Use the Trapezoidal Rule and Simpson's Rule to approximate the value of the definite integral. Let \(n=4\) and round your answers to four decimal places. Use a graphing utility to verify your result. $$ \int_{0}^{4} \frac{8 x}{x^{2}+4} d x $$

Short answer

The results will be the numeric approximations of the definite integral from applying the Trapezoidal Rule and Simpson's Rule, calculated up to four decimal places and then verified graphically.

Step-by-step solution

Identify the Function and Interval

The Function given is \( f(x) = \frac{8x}{x^2 + 4} \) and the interval of integration is \([0, 4]\)

Apply the Trapezoidal Rule

The Trapezoidal Rule approximation is given by \(T_n= \frac{b - a} {2n} [f(x_0) + 2f(x_1) + 2f(x_2) + ... + 2f(x_{n-1}) + f(x_n)]\). Here, `a` is the lower limit and `b` is the upper limit of the integral. `n` is the number of divisions of the interval chosen (here, \(n=4\)). So, first, calculate \( x_i = a + i*\frac{b-a}{n} \) for \( i = 0, 1, 2, ..., 4\). Then substitute \( x_i \) into \( f(x) \) to get \( f(x_i) \). Finally, substitute \( a, b, n, f(x_i) \) into the Trapezoidal Rule equation to evaluate the estimate of the integral.

Apply Simpson's Rule

The Simpson's Rule approximation is given by \( S_n = \frac{b - a} {3n} [f(x_0) + 4f(x_1) + 2f(x_2) + ... + 4f(x_{n-1}) + f(x_n)] \). As defined before, use the calculated \( x_i \) and substitute into the function, then into the Simpson's Rule formula.

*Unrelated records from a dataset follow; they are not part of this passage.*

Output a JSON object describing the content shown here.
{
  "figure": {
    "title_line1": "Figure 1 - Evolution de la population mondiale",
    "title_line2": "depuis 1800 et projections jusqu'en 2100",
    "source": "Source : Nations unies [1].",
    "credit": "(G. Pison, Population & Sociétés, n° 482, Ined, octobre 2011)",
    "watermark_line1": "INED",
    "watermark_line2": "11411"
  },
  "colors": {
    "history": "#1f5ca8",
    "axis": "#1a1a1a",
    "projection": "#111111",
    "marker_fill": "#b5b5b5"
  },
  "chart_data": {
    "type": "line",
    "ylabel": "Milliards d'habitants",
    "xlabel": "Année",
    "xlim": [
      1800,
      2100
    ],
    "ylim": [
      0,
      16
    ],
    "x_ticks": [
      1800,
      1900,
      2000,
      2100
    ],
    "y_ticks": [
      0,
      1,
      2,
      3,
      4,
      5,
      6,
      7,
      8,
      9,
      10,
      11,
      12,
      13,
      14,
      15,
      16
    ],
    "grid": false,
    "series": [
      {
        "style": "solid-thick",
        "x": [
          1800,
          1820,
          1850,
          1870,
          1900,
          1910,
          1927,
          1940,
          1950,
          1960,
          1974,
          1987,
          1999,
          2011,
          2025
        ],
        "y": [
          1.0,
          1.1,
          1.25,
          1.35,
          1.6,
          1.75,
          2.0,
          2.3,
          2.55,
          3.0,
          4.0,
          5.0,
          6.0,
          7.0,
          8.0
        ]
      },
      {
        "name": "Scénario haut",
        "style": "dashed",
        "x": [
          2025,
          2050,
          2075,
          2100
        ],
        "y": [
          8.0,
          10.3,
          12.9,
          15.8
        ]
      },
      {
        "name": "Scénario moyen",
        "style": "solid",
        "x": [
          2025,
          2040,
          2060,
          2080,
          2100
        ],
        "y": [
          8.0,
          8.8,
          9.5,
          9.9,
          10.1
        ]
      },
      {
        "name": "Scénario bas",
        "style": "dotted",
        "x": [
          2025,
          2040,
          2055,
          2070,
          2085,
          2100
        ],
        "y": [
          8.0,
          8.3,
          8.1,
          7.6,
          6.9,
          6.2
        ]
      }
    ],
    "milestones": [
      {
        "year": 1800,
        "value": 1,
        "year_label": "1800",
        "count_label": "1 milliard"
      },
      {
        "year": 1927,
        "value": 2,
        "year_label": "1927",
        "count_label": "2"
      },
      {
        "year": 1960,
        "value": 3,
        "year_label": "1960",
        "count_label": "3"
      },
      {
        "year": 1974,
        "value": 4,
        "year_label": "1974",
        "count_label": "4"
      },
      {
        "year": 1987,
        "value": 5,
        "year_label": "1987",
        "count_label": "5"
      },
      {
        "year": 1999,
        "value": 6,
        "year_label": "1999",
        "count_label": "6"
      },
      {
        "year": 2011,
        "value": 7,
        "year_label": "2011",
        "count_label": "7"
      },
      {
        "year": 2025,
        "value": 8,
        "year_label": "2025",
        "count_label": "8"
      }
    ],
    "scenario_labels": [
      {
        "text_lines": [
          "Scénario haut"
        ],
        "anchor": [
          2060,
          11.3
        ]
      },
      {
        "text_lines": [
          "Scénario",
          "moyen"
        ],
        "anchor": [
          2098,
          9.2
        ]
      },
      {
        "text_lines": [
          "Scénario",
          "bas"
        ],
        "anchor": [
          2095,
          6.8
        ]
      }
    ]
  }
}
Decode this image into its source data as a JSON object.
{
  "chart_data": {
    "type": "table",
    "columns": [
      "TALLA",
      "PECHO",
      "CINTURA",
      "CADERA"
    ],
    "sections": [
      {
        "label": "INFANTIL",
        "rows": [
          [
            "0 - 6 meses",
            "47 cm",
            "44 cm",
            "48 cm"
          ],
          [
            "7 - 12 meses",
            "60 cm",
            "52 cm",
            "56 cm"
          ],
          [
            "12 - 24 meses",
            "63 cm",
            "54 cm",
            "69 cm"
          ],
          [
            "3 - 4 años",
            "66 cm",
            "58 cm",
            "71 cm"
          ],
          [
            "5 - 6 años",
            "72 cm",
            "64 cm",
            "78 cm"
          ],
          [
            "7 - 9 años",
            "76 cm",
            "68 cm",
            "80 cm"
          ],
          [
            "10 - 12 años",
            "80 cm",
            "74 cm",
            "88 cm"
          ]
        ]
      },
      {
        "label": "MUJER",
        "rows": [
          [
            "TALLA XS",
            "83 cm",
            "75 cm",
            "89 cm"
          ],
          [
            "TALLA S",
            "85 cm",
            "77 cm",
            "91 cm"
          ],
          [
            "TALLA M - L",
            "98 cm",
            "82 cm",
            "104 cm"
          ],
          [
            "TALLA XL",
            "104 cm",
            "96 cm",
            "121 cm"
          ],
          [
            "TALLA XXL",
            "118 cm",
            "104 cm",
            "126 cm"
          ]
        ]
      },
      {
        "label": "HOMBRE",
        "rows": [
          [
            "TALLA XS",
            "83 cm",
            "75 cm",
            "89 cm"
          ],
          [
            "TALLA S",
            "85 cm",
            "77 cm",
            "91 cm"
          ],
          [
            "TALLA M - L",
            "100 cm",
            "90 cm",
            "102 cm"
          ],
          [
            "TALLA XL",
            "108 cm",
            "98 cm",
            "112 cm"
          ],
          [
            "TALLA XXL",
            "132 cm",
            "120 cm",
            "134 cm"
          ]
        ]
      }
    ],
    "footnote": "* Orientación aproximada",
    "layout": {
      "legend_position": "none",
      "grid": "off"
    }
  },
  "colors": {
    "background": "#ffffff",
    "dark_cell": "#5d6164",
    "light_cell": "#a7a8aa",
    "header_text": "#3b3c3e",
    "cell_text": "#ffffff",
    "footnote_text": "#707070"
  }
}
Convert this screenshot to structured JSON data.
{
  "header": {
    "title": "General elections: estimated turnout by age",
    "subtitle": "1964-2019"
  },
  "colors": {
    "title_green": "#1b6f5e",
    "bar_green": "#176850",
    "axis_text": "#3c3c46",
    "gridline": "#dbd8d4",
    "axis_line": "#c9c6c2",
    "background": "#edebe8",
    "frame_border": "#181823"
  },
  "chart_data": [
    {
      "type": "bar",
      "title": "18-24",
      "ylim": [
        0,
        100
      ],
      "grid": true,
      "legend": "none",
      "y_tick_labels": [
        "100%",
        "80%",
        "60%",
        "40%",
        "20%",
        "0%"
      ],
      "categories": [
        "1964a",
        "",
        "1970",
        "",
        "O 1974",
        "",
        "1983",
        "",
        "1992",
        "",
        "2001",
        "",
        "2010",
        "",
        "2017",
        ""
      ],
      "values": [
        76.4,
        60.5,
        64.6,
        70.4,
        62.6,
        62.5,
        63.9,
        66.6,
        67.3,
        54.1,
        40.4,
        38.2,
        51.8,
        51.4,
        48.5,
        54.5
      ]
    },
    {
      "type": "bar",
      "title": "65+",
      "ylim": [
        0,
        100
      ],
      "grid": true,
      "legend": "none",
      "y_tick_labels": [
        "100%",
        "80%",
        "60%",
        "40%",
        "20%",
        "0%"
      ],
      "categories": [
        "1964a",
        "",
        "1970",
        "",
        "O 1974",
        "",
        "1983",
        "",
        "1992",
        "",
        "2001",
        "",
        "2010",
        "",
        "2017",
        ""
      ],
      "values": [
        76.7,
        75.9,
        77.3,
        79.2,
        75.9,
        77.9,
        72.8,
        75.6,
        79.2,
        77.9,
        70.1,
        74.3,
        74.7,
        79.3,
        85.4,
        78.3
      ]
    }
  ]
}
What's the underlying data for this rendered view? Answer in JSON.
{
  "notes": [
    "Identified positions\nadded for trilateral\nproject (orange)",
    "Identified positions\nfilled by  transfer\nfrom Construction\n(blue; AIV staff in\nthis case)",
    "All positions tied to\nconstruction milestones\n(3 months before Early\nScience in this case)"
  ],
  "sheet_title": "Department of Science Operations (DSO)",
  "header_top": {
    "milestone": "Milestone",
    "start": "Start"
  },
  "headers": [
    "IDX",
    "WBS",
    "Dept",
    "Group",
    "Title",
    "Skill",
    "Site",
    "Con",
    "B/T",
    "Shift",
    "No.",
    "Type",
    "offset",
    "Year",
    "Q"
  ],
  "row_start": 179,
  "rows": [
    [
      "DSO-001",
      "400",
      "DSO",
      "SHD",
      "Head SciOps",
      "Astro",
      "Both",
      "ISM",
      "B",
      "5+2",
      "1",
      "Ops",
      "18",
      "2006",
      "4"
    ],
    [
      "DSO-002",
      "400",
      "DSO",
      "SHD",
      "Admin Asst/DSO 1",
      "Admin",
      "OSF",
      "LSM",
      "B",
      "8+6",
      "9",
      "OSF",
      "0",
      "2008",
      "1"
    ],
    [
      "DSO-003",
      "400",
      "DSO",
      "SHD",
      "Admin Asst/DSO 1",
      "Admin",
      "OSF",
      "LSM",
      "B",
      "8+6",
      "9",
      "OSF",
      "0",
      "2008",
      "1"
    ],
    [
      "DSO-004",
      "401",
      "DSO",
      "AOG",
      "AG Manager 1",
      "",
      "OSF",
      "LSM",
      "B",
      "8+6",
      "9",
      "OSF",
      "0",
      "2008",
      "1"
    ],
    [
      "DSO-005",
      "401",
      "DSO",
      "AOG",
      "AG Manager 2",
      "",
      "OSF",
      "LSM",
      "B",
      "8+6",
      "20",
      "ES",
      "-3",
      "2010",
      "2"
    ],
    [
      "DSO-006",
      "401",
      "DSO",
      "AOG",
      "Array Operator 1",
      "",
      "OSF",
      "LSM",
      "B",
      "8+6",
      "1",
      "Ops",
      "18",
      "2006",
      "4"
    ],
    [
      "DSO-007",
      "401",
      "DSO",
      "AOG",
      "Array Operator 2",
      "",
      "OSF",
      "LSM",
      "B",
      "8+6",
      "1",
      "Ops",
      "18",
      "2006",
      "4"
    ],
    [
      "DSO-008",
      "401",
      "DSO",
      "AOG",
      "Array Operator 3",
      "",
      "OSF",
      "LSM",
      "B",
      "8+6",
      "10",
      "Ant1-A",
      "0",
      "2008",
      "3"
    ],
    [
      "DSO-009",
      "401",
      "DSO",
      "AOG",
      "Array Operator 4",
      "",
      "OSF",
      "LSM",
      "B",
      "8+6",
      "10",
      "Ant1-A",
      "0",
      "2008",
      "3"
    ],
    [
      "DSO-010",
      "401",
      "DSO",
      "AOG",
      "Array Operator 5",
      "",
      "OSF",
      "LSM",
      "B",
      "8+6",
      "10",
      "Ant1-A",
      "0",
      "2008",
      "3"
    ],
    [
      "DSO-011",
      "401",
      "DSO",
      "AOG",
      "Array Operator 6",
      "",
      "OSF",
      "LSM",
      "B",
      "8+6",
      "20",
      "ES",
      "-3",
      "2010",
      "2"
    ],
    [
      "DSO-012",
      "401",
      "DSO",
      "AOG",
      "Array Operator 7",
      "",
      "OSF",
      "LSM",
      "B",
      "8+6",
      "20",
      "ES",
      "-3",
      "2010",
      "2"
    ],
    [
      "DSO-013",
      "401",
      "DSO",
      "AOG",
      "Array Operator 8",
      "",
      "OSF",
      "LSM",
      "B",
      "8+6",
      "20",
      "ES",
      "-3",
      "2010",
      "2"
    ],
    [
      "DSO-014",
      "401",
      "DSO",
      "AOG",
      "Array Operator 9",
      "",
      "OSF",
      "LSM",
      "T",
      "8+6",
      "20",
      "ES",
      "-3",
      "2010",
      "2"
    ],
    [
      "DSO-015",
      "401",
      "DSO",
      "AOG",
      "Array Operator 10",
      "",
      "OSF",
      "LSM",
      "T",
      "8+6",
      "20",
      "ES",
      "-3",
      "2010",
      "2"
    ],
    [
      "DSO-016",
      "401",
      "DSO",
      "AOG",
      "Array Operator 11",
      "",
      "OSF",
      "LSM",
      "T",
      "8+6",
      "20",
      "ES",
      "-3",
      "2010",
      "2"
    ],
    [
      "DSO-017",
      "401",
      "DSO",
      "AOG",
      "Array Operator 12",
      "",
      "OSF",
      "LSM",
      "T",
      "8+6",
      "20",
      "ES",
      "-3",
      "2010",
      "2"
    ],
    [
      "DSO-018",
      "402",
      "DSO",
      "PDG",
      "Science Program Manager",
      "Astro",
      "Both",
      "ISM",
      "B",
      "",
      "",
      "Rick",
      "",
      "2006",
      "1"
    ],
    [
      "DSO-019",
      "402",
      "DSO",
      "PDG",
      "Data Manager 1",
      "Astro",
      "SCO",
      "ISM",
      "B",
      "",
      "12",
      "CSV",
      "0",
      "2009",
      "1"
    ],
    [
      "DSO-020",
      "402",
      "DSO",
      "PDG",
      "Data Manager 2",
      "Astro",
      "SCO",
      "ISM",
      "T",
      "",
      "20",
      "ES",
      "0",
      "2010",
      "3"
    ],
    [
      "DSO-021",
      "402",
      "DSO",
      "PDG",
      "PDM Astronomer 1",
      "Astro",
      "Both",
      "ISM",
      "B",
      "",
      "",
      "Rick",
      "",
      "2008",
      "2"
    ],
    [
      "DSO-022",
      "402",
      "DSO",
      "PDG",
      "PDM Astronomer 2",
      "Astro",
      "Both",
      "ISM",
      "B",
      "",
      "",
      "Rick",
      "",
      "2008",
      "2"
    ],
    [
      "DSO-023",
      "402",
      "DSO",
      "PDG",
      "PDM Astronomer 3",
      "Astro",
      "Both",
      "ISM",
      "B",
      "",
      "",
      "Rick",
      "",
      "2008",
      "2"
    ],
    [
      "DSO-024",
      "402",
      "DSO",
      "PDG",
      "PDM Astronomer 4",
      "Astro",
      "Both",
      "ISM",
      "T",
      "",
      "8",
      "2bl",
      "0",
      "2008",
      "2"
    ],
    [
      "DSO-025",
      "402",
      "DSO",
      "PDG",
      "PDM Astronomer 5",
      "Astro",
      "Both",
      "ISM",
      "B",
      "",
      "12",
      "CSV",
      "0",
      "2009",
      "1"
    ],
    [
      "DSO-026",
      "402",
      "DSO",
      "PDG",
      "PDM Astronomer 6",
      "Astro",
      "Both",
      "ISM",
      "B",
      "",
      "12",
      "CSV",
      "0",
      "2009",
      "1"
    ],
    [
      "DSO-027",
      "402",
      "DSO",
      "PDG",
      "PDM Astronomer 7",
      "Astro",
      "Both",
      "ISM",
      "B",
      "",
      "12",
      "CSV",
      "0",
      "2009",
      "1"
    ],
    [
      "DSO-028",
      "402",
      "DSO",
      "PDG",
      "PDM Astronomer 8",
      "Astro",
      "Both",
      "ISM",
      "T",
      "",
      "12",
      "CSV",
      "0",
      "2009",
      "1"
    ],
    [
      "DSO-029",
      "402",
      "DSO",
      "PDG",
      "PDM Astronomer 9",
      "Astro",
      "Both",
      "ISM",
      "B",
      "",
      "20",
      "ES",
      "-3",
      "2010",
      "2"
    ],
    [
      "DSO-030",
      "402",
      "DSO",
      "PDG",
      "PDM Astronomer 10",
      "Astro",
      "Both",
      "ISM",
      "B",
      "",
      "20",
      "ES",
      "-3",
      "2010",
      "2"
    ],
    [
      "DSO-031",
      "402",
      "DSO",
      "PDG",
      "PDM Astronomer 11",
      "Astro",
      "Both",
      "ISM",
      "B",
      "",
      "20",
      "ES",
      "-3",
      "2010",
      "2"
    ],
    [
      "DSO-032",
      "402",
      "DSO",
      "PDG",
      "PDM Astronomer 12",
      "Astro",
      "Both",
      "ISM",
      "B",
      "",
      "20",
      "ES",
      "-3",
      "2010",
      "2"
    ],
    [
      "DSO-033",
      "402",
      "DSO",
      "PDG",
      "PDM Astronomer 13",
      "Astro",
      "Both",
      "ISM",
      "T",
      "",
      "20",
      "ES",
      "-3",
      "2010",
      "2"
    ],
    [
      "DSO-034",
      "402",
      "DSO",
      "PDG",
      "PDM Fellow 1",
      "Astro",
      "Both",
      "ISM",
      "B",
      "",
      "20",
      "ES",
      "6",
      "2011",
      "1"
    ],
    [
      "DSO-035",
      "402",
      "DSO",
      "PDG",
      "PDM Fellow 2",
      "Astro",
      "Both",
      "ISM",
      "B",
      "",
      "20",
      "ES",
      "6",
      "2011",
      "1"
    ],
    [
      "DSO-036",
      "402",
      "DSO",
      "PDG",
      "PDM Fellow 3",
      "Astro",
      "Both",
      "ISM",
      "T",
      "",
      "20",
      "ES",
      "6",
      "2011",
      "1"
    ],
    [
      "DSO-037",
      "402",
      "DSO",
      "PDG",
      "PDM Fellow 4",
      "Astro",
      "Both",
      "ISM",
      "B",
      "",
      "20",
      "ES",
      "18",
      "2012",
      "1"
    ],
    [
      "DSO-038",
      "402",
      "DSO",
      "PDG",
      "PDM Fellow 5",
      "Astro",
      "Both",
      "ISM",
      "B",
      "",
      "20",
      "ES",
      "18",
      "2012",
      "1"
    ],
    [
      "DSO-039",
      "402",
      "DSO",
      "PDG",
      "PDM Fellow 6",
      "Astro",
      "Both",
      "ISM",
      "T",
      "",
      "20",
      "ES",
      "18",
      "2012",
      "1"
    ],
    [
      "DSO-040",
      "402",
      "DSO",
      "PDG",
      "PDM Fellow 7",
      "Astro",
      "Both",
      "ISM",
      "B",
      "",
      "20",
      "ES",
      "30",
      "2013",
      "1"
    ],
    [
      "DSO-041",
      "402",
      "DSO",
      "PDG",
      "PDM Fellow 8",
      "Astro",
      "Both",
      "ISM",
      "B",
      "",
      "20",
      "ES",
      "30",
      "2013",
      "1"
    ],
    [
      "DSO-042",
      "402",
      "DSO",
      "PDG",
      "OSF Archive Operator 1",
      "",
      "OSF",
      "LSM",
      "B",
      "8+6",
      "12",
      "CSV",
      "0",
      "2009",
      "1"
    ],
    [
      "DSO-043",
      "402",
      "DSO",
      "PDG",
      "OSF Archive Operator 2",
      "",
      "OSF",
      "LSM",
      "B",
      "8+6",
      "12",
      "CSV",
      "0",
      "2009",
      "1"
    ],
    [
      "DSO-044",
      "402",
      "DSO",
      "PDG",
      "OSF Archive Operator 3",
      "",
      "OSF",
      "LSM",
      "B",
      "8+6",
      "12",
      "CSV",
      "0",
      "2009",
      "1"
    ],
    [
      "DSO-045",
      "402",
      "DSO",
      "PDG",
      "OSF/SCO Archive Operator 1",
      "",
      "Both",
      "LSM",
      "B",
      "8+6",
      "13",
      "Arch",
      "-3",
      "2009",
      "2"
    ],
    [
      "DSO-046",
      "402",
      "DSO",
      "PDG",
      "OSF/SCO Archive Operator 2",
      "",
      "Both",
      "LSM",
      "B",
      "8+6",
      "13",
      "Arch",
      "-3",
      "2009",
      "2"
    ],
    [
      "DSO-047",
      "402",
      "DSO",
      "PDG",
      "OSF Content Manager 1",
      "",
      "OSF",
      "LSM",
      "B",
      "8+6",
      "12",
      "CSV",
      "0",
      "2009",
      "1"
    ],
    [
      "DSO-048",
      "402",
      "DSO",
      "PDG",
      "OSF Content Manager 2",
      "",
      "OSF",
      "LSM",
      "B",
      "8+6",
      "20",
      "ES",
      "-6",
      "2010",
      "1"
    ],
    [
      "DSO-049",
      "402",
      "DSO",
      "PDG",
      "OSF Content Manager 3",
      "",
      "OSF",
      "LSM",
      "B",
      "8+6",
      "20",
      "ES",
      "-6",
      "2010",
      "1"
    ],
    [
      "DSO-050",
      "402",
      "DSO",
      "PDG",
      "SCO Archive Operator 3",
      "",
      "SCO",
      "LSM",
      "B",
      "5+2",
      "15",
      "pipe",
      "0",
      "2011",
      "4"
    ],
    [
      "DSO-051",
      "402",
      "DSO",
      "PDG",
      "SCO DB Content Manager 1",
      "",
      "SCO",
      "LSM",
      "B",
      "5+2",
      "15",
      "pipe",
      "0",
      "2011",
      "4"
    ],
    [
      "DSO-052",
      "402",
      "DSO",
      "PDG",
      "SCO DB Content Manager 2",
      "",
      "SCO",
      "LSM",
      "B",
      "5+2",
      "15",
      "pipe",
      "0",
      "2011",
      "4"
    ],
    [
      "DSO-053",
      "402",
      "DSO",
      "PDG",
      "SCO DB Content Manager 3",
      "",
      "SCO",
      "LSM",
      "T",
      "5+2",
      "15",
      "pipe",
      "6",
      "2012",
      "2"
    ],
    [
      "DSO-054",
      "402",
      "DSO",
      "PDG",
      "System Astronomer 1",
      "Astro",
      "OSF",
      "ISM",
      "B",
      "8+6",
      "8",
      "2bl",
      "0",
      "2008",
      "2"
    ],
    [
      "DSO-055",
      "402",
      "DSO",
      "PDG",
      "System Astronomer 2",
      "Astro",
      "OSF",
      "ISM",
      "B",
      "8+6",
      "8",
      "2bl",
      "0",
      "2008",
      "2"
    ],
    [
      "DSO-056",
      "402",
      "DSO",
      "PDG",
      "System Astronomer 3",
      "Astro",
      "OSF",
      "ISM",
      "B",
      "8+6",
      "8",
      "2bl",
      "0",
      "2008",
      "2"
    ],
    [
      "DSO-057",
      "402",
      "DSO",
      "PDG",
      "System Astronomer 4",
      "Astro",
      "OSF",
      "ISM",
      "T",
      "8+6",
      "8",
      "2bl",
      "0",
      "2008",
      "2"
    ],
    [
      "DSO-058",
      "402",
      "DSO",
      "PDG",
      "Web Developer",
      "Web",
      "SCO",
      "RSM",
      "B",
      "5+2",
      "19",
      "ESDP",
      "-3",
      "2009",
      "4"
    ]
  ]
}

Round to four decimal places

Once both calculations for Trapezoidal Rule and Simpson's Rule are done, remember to round both of the results to four decimal places as asked in the problem.

Verify with a Graphing Utility

Finally, use a graphing method to plot the original function and find the areas under the curve with the Trapezoidal and Simpson's Rule methods. The numerical results should match with the graphical analysis.